Sunday, February 15, 2009

Punctuation Face


The Hills, and its new spin off The City, are generally shows I avoid. They fall under the category of show that I might watch if I'm cleaning my apartment or home sick. I'm not much of a tv snob but basically nothing ever happens to the girls of The Hills. If something does happen it takes 4 episodes to happen and there are so many awkward silences and dull sighs that it feels like nothing is happening. Occasionally I get really annoyed thinking about how my life would have made a much better tv show when I was 20. Maybe there were no plastic surgery scandals but parties at art school were definitely better than the backyard BBQs on The Hills.
I spend a lot of time thinking about language and tone and the nonexistent substance of communication on The Hills.
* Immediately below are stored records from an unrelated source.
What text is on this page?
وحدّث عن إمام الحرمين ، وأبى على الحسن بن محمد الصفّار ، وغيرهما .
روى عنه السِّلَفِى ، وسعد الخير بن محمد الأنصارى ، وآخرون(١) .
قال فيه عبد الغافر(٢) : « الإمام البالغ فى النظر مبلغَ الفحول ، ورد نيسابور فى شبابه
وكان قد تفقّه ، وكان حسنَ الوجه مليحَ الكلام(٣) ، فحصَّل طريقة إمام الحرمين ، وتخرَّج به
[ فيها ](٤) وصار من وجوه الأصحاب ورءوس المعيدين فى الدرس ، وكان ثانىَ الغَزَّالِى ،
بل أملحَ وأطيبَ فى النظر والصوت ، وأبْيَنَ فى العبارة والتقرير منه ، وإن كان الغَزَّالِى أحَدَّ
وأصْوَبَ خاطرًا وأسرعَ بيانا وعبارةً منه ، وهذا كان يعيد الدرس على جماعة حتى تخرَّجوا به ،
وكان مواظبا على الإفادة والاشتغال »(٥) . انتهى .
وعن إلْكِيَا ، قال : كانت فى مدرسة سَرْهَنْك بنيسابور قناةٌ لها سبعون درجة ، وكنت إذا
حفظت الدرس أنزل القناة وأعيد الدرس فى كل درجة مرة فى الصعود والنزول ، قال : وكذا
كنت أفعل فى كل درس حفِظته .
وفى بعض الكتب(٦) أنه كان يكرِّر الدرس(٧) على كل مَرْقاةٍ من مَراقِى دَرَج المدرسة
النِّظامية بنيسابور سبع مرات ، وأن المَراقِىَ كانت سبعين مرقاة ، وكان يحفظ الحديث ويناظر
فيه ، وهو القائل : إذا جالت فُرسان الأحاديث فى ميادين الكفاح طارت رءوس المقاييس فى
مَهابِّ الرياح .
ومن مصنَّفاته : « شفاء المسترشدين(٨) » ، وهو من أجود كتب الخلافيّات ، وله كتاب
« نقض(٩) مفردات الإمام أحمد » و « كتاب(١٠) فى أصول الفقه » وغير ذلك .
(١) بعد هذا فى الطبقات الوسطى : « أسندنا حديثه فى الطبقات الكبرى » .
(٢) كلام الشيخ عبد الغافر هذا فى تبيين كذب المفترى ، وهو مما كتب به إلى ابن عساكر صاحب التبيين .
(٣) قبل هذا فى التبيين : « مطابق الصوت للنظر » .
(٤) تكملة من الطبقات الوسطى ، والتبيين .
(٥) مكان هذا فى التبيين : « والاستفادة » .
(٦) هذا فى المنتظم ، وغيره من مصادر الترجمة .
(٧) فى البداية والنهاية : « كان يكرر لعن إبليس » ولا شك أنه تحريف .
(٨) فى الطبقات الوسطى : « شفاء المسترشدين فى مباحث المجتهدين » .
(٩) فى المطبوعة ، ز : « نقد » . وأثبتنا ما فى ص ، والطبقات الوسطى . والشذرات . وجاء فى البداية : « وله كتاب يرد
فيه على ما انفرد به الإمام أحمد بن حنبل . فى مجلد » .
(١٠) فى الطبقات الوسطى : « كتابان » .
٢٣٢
I remember reading in Jane Fonda's biography that women come into their own voices when they mature in to a comfortable confident understanding of themselves. Jane talks about going back and watching her old movies to realize that her voice was much higher and wispier in her most unsure phases. I've also read studies that show that men and women both talk differently when in the presence of their own gender or the opposite gender. Men talk deeper around women(especially unfamiliar ones) and women talk in a higher octave around men. The thing that amuses me with The Hills is that they almost seem unable to communicate at all. No one ever launches into a long opinion on something. No one goes out of a wispy flirty tone. No one is very funny. (Well except for Heidi's boss Kelly Cutrone.)
I suppose living under constant televised conditions would instill awkward non conversations. The girls of The Hills have had a sort of second puberty (or social criticism and false identities) at the time when they should be coming into their own as adults. So I suppose its no surprise that they resort to what I've come to think of as punctuation face. They communicate through a ridiculous plethora of facial expressions.....mostly the expected 'surprised face' and 'I understand face'. During the writers strike last year the punctuation face got really out of control. Heidi feigns excitement and Lauren either cries or looks bored. Audrina is sort of like a set of parenthesis with nothing in between. You keep expecting her to be pissed off or sad but she exists in some sort of premature botoxed state. They remind me of Cindy Sherman's "Untitled Film Stills".

Is this Cindy Sherman in The City?

I hope that at some point these girls return with loud opinions and excited tirades but until they find their voices vast amounts of MTV viewers will cling to the pages of punctuation their "reality tv" writers must be feeding them.